Olsi, just like Edi, is a man...

Olsi, just like Edi, is a man...

Alfred Lela

For years, television debates have become iconoclasts of the concept of the media as a means for the public to understand events and protect themselves from abuses of power. Moderators cannot be blamed for this, at least not entirely, because they are prey to the zeitgeist for sensationalism, click bites, large audiences, and the ad money that comes with that.

This must be said, especially with an increasingly vulgar, unread, disinterested public searching for entertainment, not knowledge. It has always been this way; in fact, what has changed is the proliferation of communication platforms and technology, which have enabled everyone to take a place in the arena of public participation.

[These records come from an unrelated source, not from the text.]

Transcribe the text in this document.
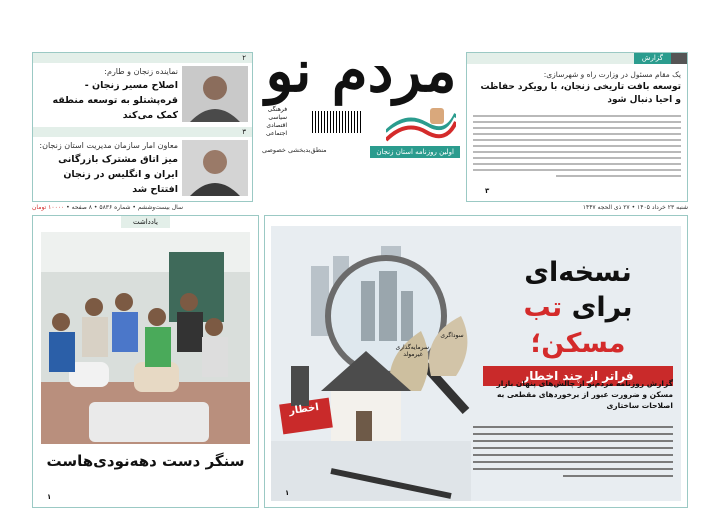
۲
نماینده زنجان و طارم:
اصلاح مسیر زنجان - قره‌پشتلو به توسعه منطقه کمک می‌کند
۳
معاون امار سازمان مدیریت استان زنجان:
میز اتاق مشترک بازرگانی ایران و انگلیس در زنجان افتتاح شد
مردم نو
فرهنگی
سیاسی
اقتصادی
اجتماعی
اولین روزنامه استان زنجان
منطق‌بدبخشی خصوصی
گزارش
یک مقام مسئول در وزارت راه و شهرسازی:
توسعه بافت تاریخی زنجان، با رویکرد حفاظت و احیا دنبال شود
۳
شنبه ۲۳ خرداد ۱۴۰۵ • ۲۷ ذی الحجه ۱۴۴۷
سال بیست‌وششم • شماره ۵۸۳۶ • ۸ صفحه • ۱۰۰۰۰ تومان
یادداشت
سنگر دست دهه‌نودی‌هاست
۱
اخطار
سوداگری
سرمایه‌گذاری غیرمولد
نسخه‌ای
برای تب مسکن؛
فراتر از چند اخطار
گزارش روزنامه مردم‌نو از چالش‌های پنهان بازار مسکن و ضرورت عبور از برخوردهای مقطعی به اصلاحات ساختاری
۱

Having said this, both Blendi Fevziu and his colleagues and panelists such as Baton Haxhiu and his colleagues must be understood. Last night, when the suspicion of participation in drug trafficking Olsi Rama was being discussed, which rightfully turned into an agenda setter, almost in all TV debates, the attempt to undo the agenda that the news had set, but also the news itself, was not avoided.

The best way to do this is to dramatize the debate, so to talk about the issue from its margins, making the most trivial things central. Yesterday's panel, put in front of the chairman of the parliamentary group of the Democratic Party, was, I can't say, by chance or selection, to undo the essence and shift the agenda. Baton Haxhiu and Iris Luarasi put themselves at the head of this effort.

As far as I know, the media and the debate lost the battle with Bardhi, but it doesn't matter who won or lost. What matters in this case is why the debate is trivialized. The more banal the minds are, and they mostly are, the more they will deal with the trivial, with the side, with the frivolous instead of the serious, with trifles instead of substance.

An episode of this effort belongs to Baton Haxhi, an indeed wise man, with the trick that I have my intelligence for myself but also to throw it to those less intelligent than me. For Baton, Olsi Rama is a hedonist, i.e., someone who indulges in the pleasures of life. According to Batoni, Olsi likes two things in life: football and the other things we all want. In an environment of men with masculine connotations, i.e., p…. (however, even here, we don't have to be confident because more and more p...is being disqualified as the main totem).

Fevziu, an Albanian man and the moderator of the show, asked for one more drool from his audience on the imaginary steps of the arena and asked him what men enjoy.

Baton's finding to turn off the light of the essence of the debate was promising, but the effects were short-lived. Even the most vulgar minds knew that last night the debate should be “Is the brother of the most powerful man in the country responsible; is he part of the drug trade? The accusation was based on reasonable suspicion, on logically connected points, with files procured by the state and came from a high exponent of the largest opposition party.

So the debate was: Is Olsi involved, not as the citizen Rama but as the prime minister's brother? Were the documents sewn up so that he escaped responsibility? Did prosecutors cover up his involvement? Have they been promoted to high positions for this 'service' to the prime minister?

Covering these questions with the character's hedonism, his desires for football and p…. are banalities, for the very simple fact that almost all men, here or in other countries, do this: They watch a lot of football and are sad why they have so little p...

However, this attempt to portray Olsi as a hedonist, i.e., an old town jolly, is a used scenario that Baton's predecessors in creating the myth of Edi Rama have put into circulation since the early 90s. This myth also saved Rama from the trap of nude photos on the beaches of France, which were published to harm him and, in the end, helped him to be re-elected as the head of the municipality.

Batoni and others, let them try to raise a similar myth about Olsi, but this does not avoid the question: do you have any statesmen to offer or only p... men?  

* iconoclasts - people who try to undo or attack established and popular beliefs or concepts.